8. Chamo de “amigo de Deus” aquele que usa segundo as regras da justiça e da temperança, coisas que ele recebeu de Deus conforme a natureza, e que não negligencia nenhuma das boas obras que ele pode fazer.
9. Chamo de “homem casto” aquele que, no meio das tentações, das armadilhas e das agitações, toma para si sábias precauções, que ele reproduz em sua conduta os costumes dos que estão fora de todo perigo.
10. Chamo de “monge” o homem que, em um corpo terrestre e corrompido, se esforça, como se ele estivesse livre de seu corpo, de imitar o estado e a vida das inteligências celestes.
11. Chamo de “monge” o homem que, em todo tempo, em todos os lugares e em todas as coisas, segue exatamente a lei do Senhor, e se conforma perfeitamente à sua Santa Vontade;
12. Chamo de “monge” o homem que, fazendo violência à natureza, não cessa de vigiar seus sentidos, e de domar seus apetites desregrados.

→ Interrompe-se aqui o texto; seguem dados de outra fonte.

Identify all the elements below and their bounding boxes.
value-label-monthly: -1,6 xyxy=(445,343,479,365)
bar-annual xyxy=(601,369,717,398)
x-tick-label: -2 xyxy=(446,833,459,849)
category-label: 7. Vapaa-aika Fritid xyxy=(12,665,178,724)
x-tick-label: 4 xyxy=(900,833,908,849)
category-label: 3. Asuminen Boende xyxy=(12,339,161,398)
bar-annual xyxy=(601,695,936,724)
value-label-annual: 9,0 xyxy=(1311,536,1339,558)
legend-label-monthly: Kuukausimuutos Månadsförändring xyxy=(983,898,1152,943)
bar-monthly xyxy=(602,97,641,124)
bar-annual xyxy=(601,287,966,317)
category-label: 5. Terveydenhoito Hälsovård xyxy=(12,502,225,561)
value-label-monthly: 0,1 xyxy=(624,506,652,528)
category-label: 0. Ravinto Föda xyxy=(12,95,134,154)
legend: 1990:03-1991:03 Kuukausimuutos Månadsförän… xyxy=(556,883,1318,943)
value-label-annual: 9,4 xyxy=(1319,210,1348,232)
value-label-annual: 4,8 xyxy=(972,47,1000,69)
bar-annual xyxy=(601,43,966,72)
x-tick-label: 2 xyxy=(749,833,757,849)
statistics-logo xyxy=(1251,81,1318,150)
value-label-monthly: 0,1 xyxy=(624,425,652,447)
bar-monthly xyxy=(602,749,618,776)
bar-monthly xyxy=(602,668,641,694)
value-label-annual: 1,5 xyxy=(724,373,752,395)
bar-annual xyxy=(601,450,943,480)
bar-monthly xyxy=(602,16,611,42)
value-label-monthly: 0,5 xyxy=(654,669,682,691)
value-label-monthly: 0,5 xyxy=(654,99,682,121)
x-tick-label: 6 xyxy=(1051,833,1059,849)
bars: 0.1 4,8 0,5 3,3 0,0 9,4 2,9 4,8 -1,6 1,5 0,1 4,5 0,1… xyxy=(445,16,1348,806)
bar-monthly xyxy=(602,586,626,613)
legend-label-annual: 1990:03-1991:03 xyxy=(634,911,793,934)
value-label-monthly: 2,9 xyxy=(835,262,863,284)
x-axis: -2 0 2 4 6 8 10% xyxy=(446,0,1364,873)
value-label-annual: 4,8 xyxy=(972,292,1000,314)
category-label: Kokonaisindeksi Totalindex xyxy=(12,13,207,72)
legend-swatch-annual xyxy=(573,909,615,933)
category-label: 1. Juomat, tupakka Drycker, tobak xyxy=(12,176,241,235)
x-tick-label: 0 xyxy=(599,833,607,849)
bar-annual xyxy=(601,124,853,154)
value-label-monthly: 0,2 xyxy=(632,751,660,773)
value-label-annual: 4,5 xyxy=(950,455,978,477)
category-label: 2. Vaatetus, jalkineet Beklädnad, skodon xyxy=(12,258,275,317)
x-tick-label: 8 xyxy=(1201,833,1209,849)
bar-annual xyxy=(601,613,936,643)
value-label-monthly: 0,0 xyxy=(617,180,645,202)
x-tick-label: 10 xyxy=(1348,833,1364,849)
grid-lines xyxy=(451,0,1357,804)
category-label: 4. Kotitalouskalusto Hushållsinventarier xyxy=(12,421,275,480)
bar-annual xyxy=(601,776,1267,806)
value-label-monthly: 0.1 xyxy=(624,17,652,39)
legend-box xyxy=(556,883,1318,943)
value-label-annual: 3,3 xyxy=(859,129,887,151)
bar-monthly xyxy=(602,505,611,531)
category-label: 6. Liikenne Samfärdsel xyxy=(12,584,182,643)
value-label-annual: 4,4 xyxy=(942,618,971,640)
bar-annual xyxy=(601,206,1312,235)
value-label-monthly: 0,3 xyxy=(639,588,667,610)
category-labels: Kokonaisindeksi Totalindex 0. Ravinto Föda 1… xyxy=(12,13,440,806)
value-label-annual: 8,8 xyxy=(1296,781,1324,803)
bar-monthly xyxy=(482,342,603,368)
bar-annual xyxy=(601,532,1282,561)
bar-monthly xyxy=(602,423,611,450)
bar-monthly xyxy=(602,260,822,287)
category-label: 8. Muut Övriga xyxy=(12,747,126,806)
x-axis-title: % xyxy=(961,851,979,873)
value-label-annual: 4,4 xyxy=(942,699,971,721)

13. Chamo de “monge” o homem que, conserva seu corpo em santidade, sua língua na pureza, e que orna seu espírito com as luzes do Santo Espírito;
14. Chamo de “monge” o homem que, dia e noite, detesta e chora seus pecados, e não perde de vista o pensamento salutar da morte.
15. E por “renúncia ao mundo”, entendo o ódio que leva à tudo o que os mundanos amam e louvam, e o abandono voluntário dos bens caducos e perecíveis, em um desejo e esperança de obter e possuir bens sobrenaturais.